More recently, several studies have further suggested associations of certain mutations in MDS with specific cytogenetic abnormalities [Citation26,Citation27,Citation28]. Data from Zhang, T. et al. showed an association between der (1;7) (q10;p10) and RUNX1 mutations [Citation26]. In another NGS study of 179 MDS patients displayed that the most notable associations were between monosomal karyotype and TP53 mutations, RUNX1 and +21, and SF3B1 with inv (3)(q21q26.2) and del (11q), respectively. Other associations included ASXL1 with +8, −7/del (7q) with IDH1and U2AF1 mutations [Citation28]. Our study showed that +8 was the most frequent cytogenetic abnormality in the context of RUNX1 mutation, neither +21 nor der(1;7)(q10;p10) was found in MDS patients. This result was different from the report of Tefferi A and Zhang, T. [Citation26,Citation27]. The reason for this difference might be due to the age and gender distribution of the sample, the small sample size, or the research background of our cohort.

In conclusion, RUNX1-mutated AML and MDS are associated with a different complex co-mutation cluster, and there was a significantly different co-mutation profile between these AML and MDS patients.
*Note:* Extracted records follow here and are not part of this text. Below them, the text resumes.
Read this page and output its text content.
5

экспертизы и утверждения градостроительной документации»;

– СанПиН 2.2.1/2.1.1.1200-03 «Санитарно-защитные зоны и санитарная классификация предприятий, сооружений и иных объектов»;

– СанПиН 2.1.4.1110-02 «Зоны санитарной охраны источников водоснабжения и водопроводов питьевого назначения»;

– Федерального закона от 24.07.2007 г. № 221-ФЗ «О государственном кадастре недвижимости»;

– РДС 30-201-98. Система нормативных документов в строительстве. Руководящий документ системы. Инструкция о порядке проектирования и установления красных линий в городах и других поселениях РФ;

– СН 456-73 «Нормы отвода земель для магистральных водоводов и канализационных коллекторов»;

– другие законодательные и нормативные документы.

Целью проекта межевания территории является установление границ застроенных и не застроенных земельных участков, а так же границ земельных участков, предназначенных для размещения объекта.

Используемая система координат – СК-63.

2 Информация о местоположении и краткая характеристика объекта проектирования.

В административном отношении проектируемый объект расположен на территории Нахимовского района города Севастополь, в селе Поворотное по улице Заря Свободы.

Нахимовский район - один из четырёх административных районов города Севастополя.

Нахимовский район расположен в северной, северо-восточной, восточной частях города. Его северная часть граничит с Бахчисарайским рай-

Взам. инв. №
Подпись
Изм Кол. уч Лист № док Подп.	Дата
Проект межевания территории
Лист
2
Some co-mutations have certain influence on the clinical feature and CR rate in AML. The major limitations of our study are derived from the absence of PFS and OS because of the different consolidation regimens administrated. Further work is necessary to achieve a better understanding of the genetic and biological basis for RUNX1 mutated-AML and MDS, and this in turn will lead to improved therapies.

Disclosure statement

No potential conflict of interest was reported by the author(s).

Additional information

Funding

This work was supported by Changzhou Science and Technology Bureau [grant number no.20180033]; Natural Science Foundation of Jiangsu Province [grant number BK-20160283].